Blue Corn & Asparagus TacosAppetizer #1: Blue Corn & Asparagus Tacos. Griddled blue corn tacos filled with grilled asparagus, jack cheese & sun dried tomato pesto. Served with black eyed pea and corn salsa.  These tacos, which were really more like quesadillas, were outstanding.  I only ate one of the wedges, since they were quite cheesy and I try to avoid cheese and all other dairy products at all costs.  So my carnivorous friend finished off the Asparagus Tacos and I went to town on the other (vegan) appetizer:

Green Curry BBQ Summer Rolls

Green Curry BBQ Summer Rolls. Rice paper rolls filled with baby spinach, mango, Thai barbeque glazed vegetables, smoked red onion, fresh ginger & basil.

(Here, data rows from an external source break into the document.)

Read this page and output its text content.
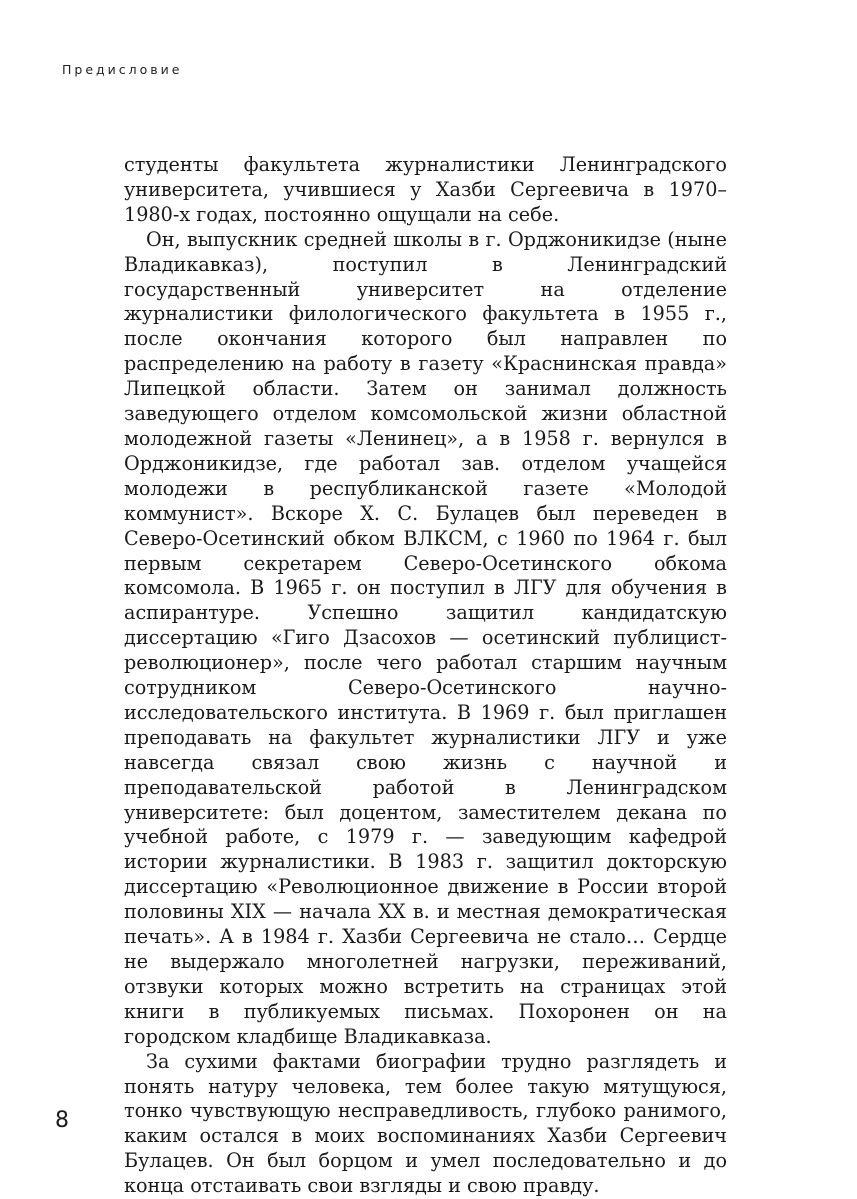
Предисловие

студенты факультета журналистики Ленинградского университета, учившиеся у Хазби Сергеевича в 1970–1980-х годах, постоянно ощущали на себе.

Он, выпускник средней школы в г. Орджоникидзе (ныне Владикавказ), поступил в Ленинградский государственный университет на отделение журналистики филологического факультета в 1955 г., после окончания которого был направлен по распределению на работу в газету «Краснинская правда» Липецкой области. Затем он занимал должность заведующего отделом комсомольской жизни областной молодежной газеты «Ленинец», а в 1958 г. вернулся в Орджоникидзе, где работал зав. отделом учащейся молодежи в республиканской газете «Молодой коммунист». Вскоре Х. С. Булацев был переведен в Северо-Осетинский обком ВЛКСМ, с 1960 по 1964 г. был первым секретарем Северо-Осетинского обкома комсомола. В 1965 г. он поступил в ЛГУ для обучения в аспирантуре. Успешно защитил кандидатскую диссертацию «Гиго Дзасохов — осетинский публицист-революционер», после чего работал старшим научным сотрудником Северо-Осетинского научно-исследовательского института. В 1969 г. был приглашен преподавать на факультет журналистики ЛГУ и уже навсегда связал свою жизнь с научной и преподавательской работой в Ленинградском университете: был доцентом, заместителем декана по учебной работе, с 1979 г. — заведующим кафедрой истории журналистики. В 1983 г. защитил докторскую диссертацию «Революционное движение в России второй половины XIX — начала XX в. и местная демократическая печать». А в 1984 г. Хазби Сергеевича не стало… Сердце не выдержало многолетней нагрузки, переживаний, отзвуки которых можно встретить на страницах этой книги в публикуемых письмах. Похоронен он на городском кладбище Владикавказа.

За сухими фактами биографии трудно разглядеть и понять натуру человека, тем более такую мятущуюся, тонко чувствующую несправедливость, глубоко ранимого, каким остался в моих воспоминаниях Хазби Сергеевич Булацев. Он был борцом и умел последовательно и до конца отстаивать свои взгляды и свою правду.

8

Served with soy syrup, dipping oils, and side of jicama slaw.  These were SO GOOD.  The Thai barbeque glaze was smoky and tangy, and there was some serious flavor going on in these little spring rolls.  I wasn’t crazy about the side salad – the salad/salsa accompanying the Blue Corns Tacos was way better, and luckily I was able to polish that off after I finished these spring rolls.  Why is it everyone I go out to eat with is such a light weight?

Blue Plate

My friend’s entree was the Blue Plate, which consisted of pine nut crusted, roasted garlic glazed portobello skewers, smoked sweet potato mash and a grilled avocado succotash salad.  I debated ordering this, but I’m glad I didn’t because the Blue Plate is a very meaty meal, great for someone who was wishing they could have ordered ribs instead.  In fact my friend said the mushroom skewers tasted just like “really good ribs” and that they were the best mushrooms he has ever had.

Cubano Supper

Now this entree was more my style: the Cubano Supper. Flaky plantain pastries stuffed with sunflower seed-smoked red pepper pesto, with a tower of yellow tomatoes & avocado corn salsa in the middle. Chipotle jicama slaw & mango-papaya relish surrounded the tomato mountain.  All I can say is wow.   There were so many different flavors and textures going on, each flavor complimenting the next so perfectly.  The plantain pastries (crispy on the outside, tender on the inside) were the perfect vehicles on which to pile the multiple sauces, relishes and salsas.  I wouldn’t change a single thing about this dish.